At just shy of forty, Eneko Atxa is one of the world's youngest three-Michelin-star chefs, and the youngest in Spain. For his part, ninety-one-year-old Japanese chef Jiro Ono is the oldest in the world to hold this distinction – the highest given by the venerated Michelin guide. A three-star rating might seem to be the only similarity between these two chefs, when in fact it is their juxtaposition and the contrast in their lives that allows the universal truth of culinary excellence to shine through.

The film's co-director José Antonio Blanco – who, like Ángel Parra is a veteran of Spanish public television and radio – affirms that Atxa and Ono, Soul's two central figures, represent "Two opposing personalities, two opposing worlds, two different cuisines... yet they converge in values, discipline, talent and the obsession for perfection." He goes on to point out the vast differences between these two chefs: "It's actually very striking. Eneko [whose restaurant Azurmendi is located in a rural area of Basque Country] lives and works in a very tranquil setting, surrounded by green, nature, cows... He works in a giant kitchen, characterized by frenetic activity. In contrast, Jiro Ono [whose tiny restaurant Sukiyabashi Jiro seats only ten diners and is located within the Ginza, a Tokyo subway station] works in a frenetic city, yet he is very calm, and everyone at his restaurant moves slowly and tranquilly."

But these are the stark contrasts that form one of the pervasive themes of this seventy-five minute film, part of which follows Eneko on a journey to Japan. "They are completely opposing scenarios yet [work on opposite schedules so] their gastronomy never stops. Eneko gets up when Jiro goes to bed, and vice versa. The excellence of their gastronomy endures. They close the circle".

Another of the central themes is that of sustainability. As Blanco points out, "Chefs are the best people to speak about this issue and the protection of the planet." This is particularly true for Eneko Atxa, whose flagship restaurant Azurmendi was named the 2014 'World's Most Sustainable' in the prestigious annual ranking published by British magazine Restaurant.  

The documentary, which took some two and a half years to make and was shot in 6K to provide viewers with the highest resolution food images, also features interviews with three-Michelin-star Spanish chef Carme Ruscalleda of Sant Pau restaurant in Sant Pol de Mar (Barcelona) and its two-Michelin-star counterpart Sant Pau Tokyo.

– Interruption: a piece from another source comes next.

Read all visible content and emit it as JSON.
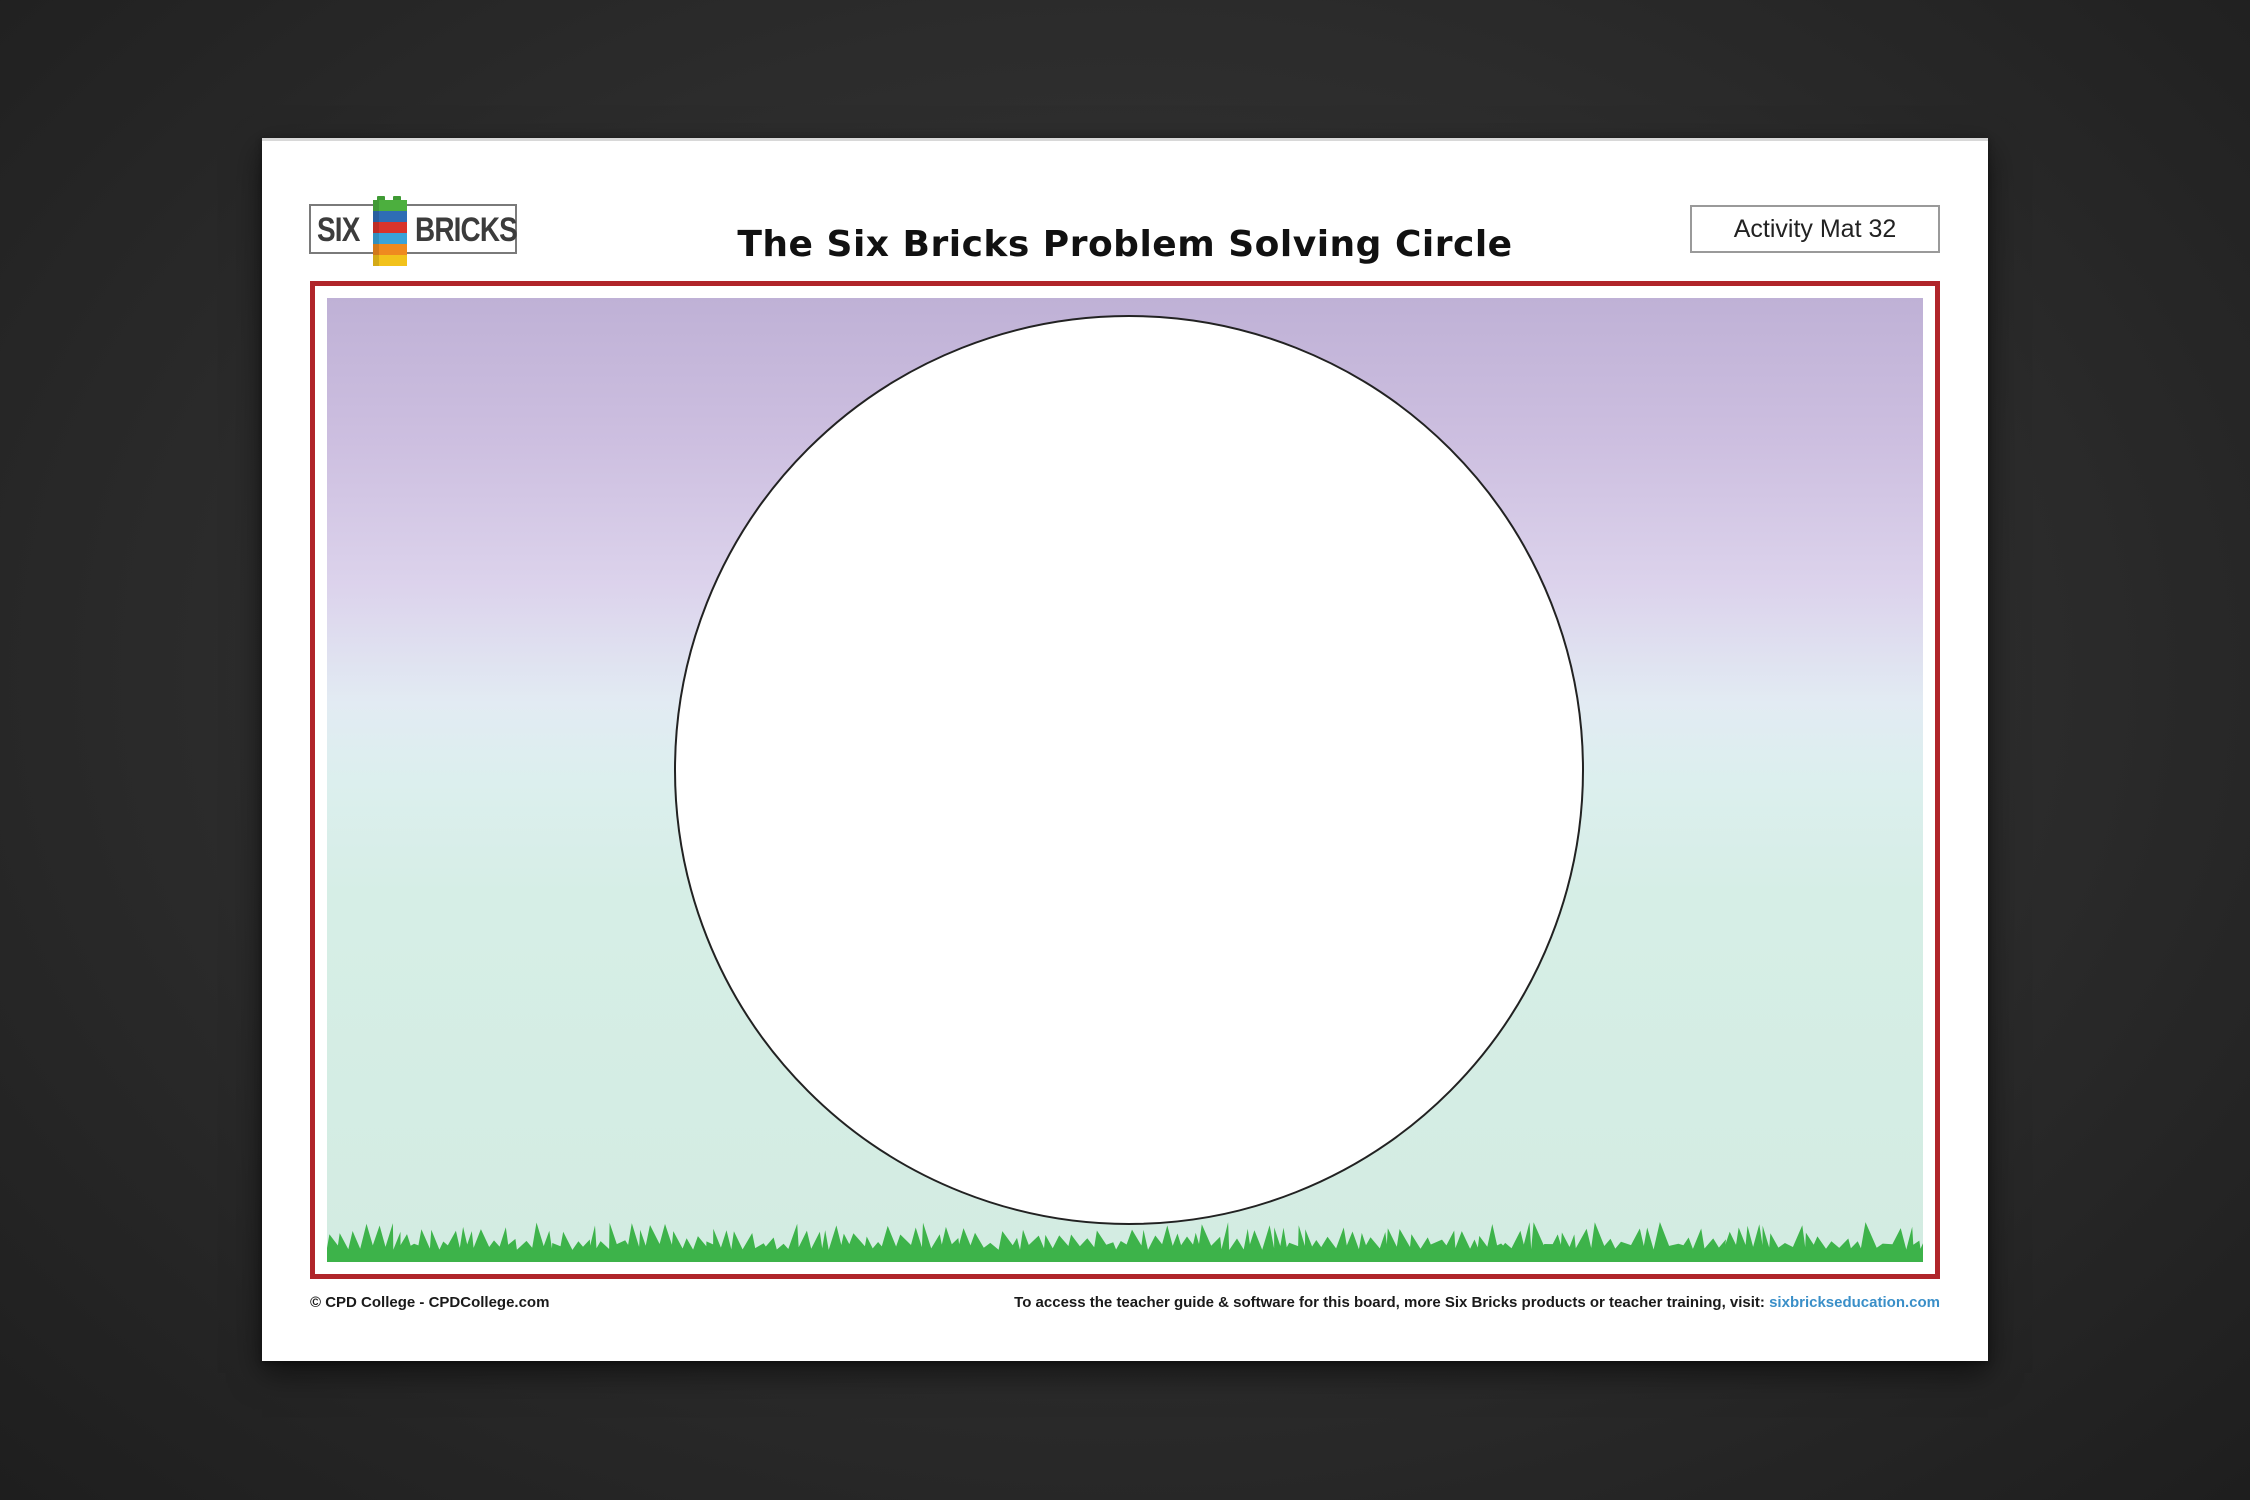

As Blanco puts it, "She's the only woman in the world with seven Michelin stars, and she also has a unique perspective on how the Japanese see Spanish gastronomy and vice versa. Her flagship restaurant in Catalonia is located in natural surroundings similar to those found around Eneko Atxa's Azurmendi, and her commitment to sustainability is clear." Other important chefs that appear in the documentary include iconic French chef Joel Röbuchon – a close friend of Jiro Ono –, Spanish chef Martín Berasategui and Japanese chefs Seiji Yamamoto and Yukkio Hattori. 

Soul, which Blanco explains was inspired by the 2011 David Gelb documentary Jiro Dreams of Sushi, was a labor of love, filmed during the directors' holidays. It was sponsored in part by the Spanish Ministry of Culture, Coca-Cola international, the Interprofesional del Aceite de Oliva and tuna exporter Balfegó. Additionally, Foods and Wines from Spain (ICEX) appears among those of the various collaborating institutions. The film's multitudinous premier in Berlin was followed by a two-hundred-person dinner prepared by Eneko Atxa.